Lammas, August 2: First Harvest Festival of the year

At sunset this evening we began the first harvest festival of the year. It is called Lammas or Lughnasad - named for the God Lugh meaning "light" or "sun god". The second harvest is on September 21 and the third and last harvest is Halloween. It's traditional to jump over bonfires on these days and make wishes for the year. This is the ripest, most luscious time of the year! Everything is coming to fruition, or it's high point. The seeds we planted in the Spring are ready to be harvested.

 From the School Of the Seasons site, "The Celts celebrate this festival from sunset August 1 until sunset August 2, and call it Lughnasad after the God Lugh. It is the wake of Lugh, the Sun-King, whose light begins to dwindle after the summer solstice."

They also share the ancient Celtic story of the dying king of summer as a sacrifice to the harvest to come.
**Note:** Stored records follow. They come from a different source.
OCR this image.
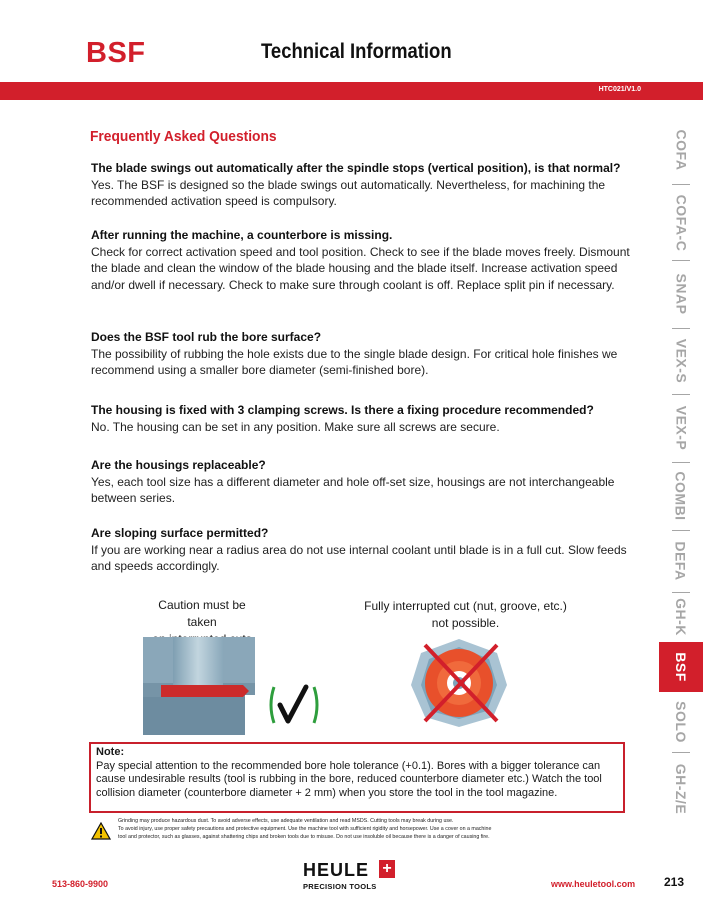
BSF	Technical Information
HTC021/V1.0
Frequently Asked Questions
The blade swings out automatically after the spindle stops (vertical position), is that normal?
Yes. The BSF is designed so the blade swings out automatically. Nevertheless, for machining the recommended activation speed is compulsory.
After running the machine, a counterbore is missing.
Check for correct activation speed and tool position. Check to see if the blade moves freely. Dismount the blade and clean the window of the blade housing and the blade itself. Increase activation speed and/or dwell if necessary. Check to make sure through coolant is off. Replace split pin if necessary.
Does the BSF tool rub the bore surface?
The possibility of rubbing the hole exists due to the single blade design. For critical hole finishes we recommend using a smaller bore diameter (semi-finished bore).
The housing is fixed with 3 clamping screws. Is there a fixing procedure recommended?
No. The housing can be set in any position. Make sure all screws are secure.
Are the housings replaceable?
Yes, each tool size has a different diameter and hole off-set size, housings are not interchangeable between series.
Are sloping surface permitted?
If you are working near a radius area do not use internal coolant until blade is in a full cut. Slow feeds and speeds accordingly.
Caution must be taken
Fully interrupted cut (nut, groove, etc.)
not possible.
Note:
Pay special attention to the recommended bore hole tolerance (+0.1). Bores with a bigger tolerance can cause undesirable results (tool is rubbing in the bore, reduced counterbore diameter etc.) Watch the tool collision diameter (counterbore diameter + 2 mm) when you store the tool in the tool magazine.
Grinding may produce hazardous dust. To avoid adverse effects, use adequate ventilation and read MSDS. Cutting tools may break during use.
To avoid injury, use proper safety precautions and protective equipment. Use the machine tool with sufficient rigidity and horsepower. Use a cover on a machine
tool and protector, such as glasses, against shattering chips and broken tools due to misuse. Do not use insoluble oil because there is a danger of causing fire.
COFA
COFA-C
SNAP
VEX-S
VEX-P
COMBI
DEFA
GH-K
BSF
SOLO
GH-Z/E
513-860-9900
HEULE +
PRECISION TOOLS	www.heuletool.com 213
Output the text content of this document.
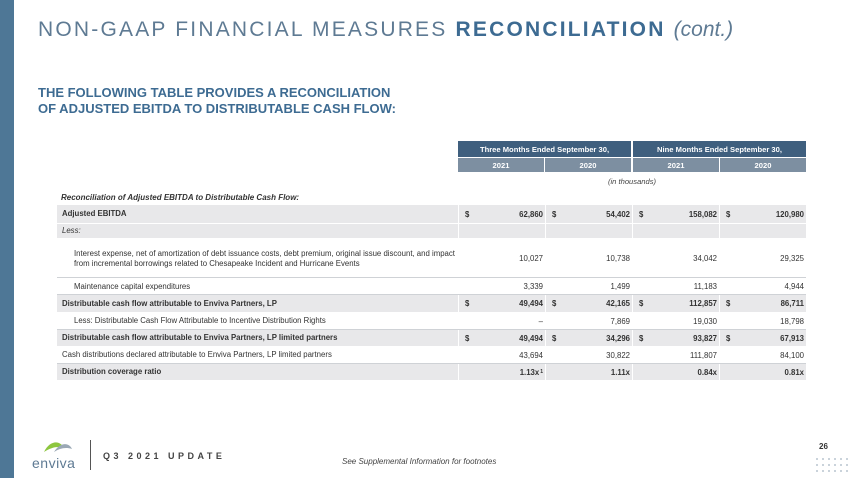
NON-GAAP FINANCIAL MEASURES RECONCILIATION (cont.)
THE FOLLOWING TABLE PROVIDES A RECONCILIATION
OF ADJUSTED EBITDA TO DISTRIBUTABLE CASH FLOW:
Three Months Ended September 30,	Nine Months Ended September 30,
2021	2020	2021	2020
(in thousands)
Reconciliation of Adjusted EBITDA to Distributable Cash Flow:
Adjusted EBITDA	$	62,860 $	54,402 $	158,082 $	120,980
Less:
Interest expense, net of amortization of debt issuance costs, debt premium, original issue discount, and impact from incremental borrowings related to Chesapeake Incident and Hurricane Events	10,027	10,738	34,042	29,325
Maintenance capital expenditures	3,339	1,499	11,183	4,944
Distributable cash flow attributable to Enviva Partners, LP	$	49,494 $	42,165 $	112,857 $	86,711
Less: Distributable Cash Flow Attributable to Incentive Distribution Rights	–	7,869	19,030	18,798
Distributable cash flow attributable to Enviva Partners, LP limited partners	$	49,494 $	34,296 $	93,827 $	67,913
Cash distributions declared attributable to Enviva Partners, LP limited partners	43,694	30,822	111,807	84,100
Distribution coverage ratio	1.13x 1	1.11x	0.84x	0.81x
enviva	Q3 2021 UPDATE
See Supplemental Information for footnotes
26
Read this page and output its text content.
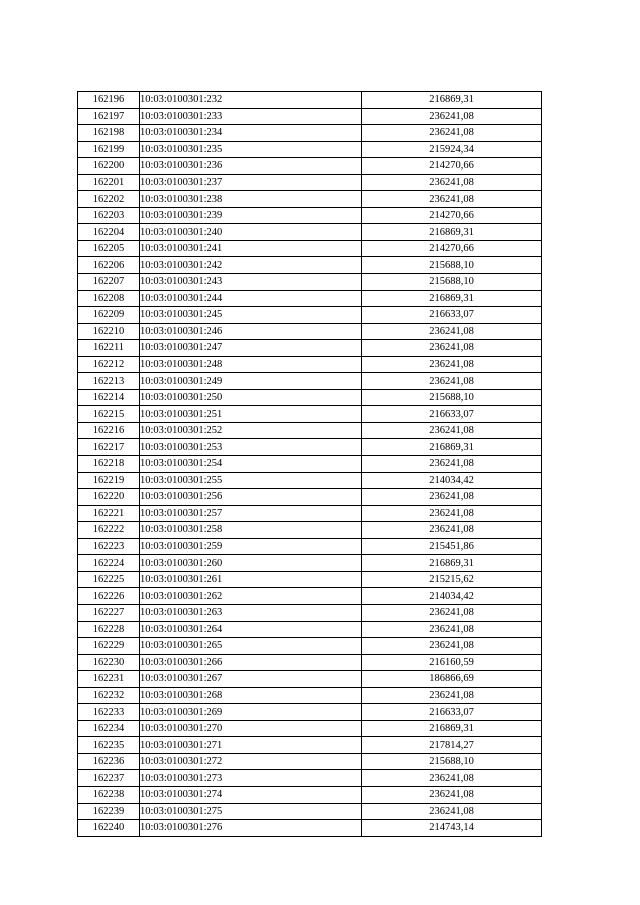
162196	10:03:0100301:232	216869,31
162197	10:03:0100301:233	236241,08
162198	10:03:0100301:234	236241,08
162199	10:03:0100301:235	215924,34
162200	10:03:0100301:236	214270,66
162201	10:03:0100301:237	236241,08
162202	10:03:0100301:238	236241,08
162203	10:03:0100301:239	214270,66
162204	10:03:0100301:240	216869,31
162205	10:03:0100301:241	214270,66
162206	10:03:0100301:242	215688,10
162207	10:03:0100301:243	215688,10
162208	10:03:0100301:244	216869,31
162209	10:03:0100301:245	216633,07
162210	10:03:0100301:246	236241,08
162211	10:03:0100301:247	236241,08
162212	10:03:0100301:248	236241,08
162213	10:03:0100301:249	236241,08
162214	10:03:0100301:250	215688,10
162215	10:03:0100301:251	216633,07
162216	10:03:0100301:252	236241,08
162217	10:03:0100301:253	216869,31
162218	10:03:0100301:254	236241,08
162219	10:03:0100301:255	214034,42
162220	10:03:0100301:256	236241,08
162221	10:03:0100301:257	236241,08
162222	10:03:0100301:258	236241,08
162223	10:03:0100301:259	215451,86
162224	10:03:0100301:260	216869,31
162225	10:03:0100301:261	215215,62
162226	10:03:0100301:262	214034,42
162227	10:03:0100301:263	236241,08
162228	10:03:0100301:264	236241,08
162229	10:03:0100301:265	236241,08
162230	10:03:0100301:266	216160,59
162231	10:03:0100301:267	186866,69
162232	10:03:0100301:268	236241,08
162233	10:03:0100301:269	216633,07
162234	10:03:0100301:270	216869,31
162235	10:03:0100301:271	217814,27
162236	10:03:0100301:272	215688,10
162237	10:03:0100301:273	236241,08
162238	10:03:0100301:274	236241,08
162239	10:03:0100301:275	236241,08
162240	10:03:0100301:276	214743,14
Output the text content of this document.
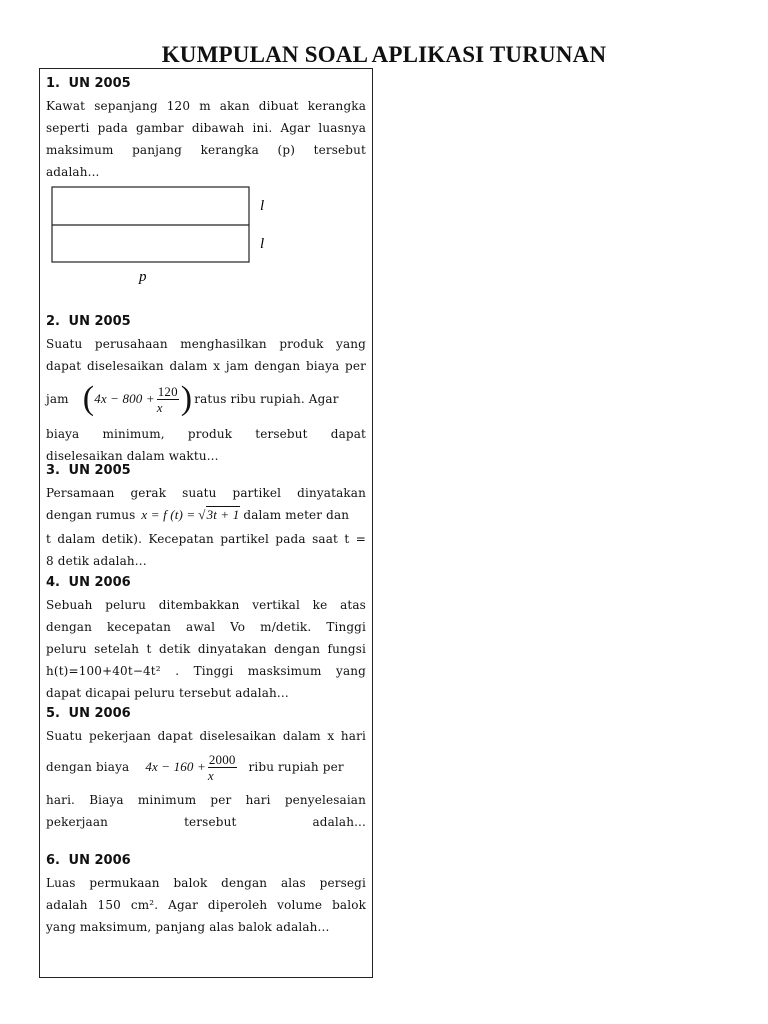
KUMPULAN SOAL APLIKASI TURUNAN
1. UN 2005
Kawat sepanjang 120 m akan dibuat kerangka
seperti pada gambar dibawah ini. Agar luasnya
maksimum panjang kerangka (p) tersebut
adalah...
l
l
p
2. UN 2005
Suatu perusahaan menghasilkan produk yang
dapat diselesaikan dalam x jam dengan biaya per
jam ( $4x - 800 + \frac{120}{x}$ ) ratus ribu rupiah. Agar
biaya minimum, produk tersebut dapat
diselesaikan dalam waktu...
3. UN 2005
Persamaan gerak suatu partikel dinyatakan
dengan rumus x = f (t) = √3t + 1 dalam meter dan
t dalam detik). Kecepatan partikel pada saat t =
8 detik adalah...
4. UN 2006
Sebuah peluru ditembakkan vertikal ke atas
dengan kecepatan awal Vo m/detik. Tinggi
peluru setelah t detik dinyatakan dengan fungsi
h(t)=100+40t−4t² . Tinggi masksimum yang
dapat dicapai peluru tersebut adalah...
5. UN 2006
Suatu pekerjaan dapat diselesaikan dalam x hari
dengan biaya $4x - 160 + \frac{2000}{x}$ ribu rupiah per
hari. Biaya minimum per hari penyelesaian
pekerjaan tersebut adalah...
6. UN 2006
Luas permukaan balok dengan alas persegi
adalah 150 cm². Agar diperoleh volume balok
yang maksimum, panjang alas balok adalah...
Be sure and check it out. 

Here are some other thoughts from this article that sum this season up perfectly:

"Lammas is a festival of regrets and farewells, of harvest and preserves. Reflect on these topics alone in the privacy of your journal or share them with others around a fire. Lughnasad is one of the great Celtic fire-festivals, so if at all possible, have your feast around a bonfire. While you're sitting around the fire, you might want to tell stories. Look up the myths of any of the grain Gods and Goddesses mentioned above and try re-telling them in your own words. 

Regrets: Think of the things you meant to do this summer or this year that are not coming to fruition. You can project your regrets onto natural objects like pine cones and throw them into the fire, releasing them. Or you can write them on dried corn husks (as suggested by Nancy Brady Cunningham in Feeding the Spirit) or on a piece of paper and burn them.

Farewells: What is passing from your life? What is over? Say good-bye to it. As with regrets, you can find visual symbols and throw them into the fire, the lake or the ocean. You can also bury them in the ground, perhaps in the form of bulbs which will manifest in a new form in spring.

Harvest: What have you harvested this year? What seeds have your planted that are sprouting? Find a visual way to represent these, perhaps creating a decoration in your house or altar which represents the harvest to you. Or you could make a corn dolly or learn to weave wheat. Look for classes in your area which can teach you how to weave wheat into wall pieces, which were made by early grain farmers as a resting place for the harvest spirits.

Preserves: This is also a good time for making preserves, either literally or symbolically. As you turn the summer's fruit into jams, jellies and chutneys for winter, think about the fruits that you have gathered this year and how you can hold onto them. How can you keep them sweet in the store of your memory?"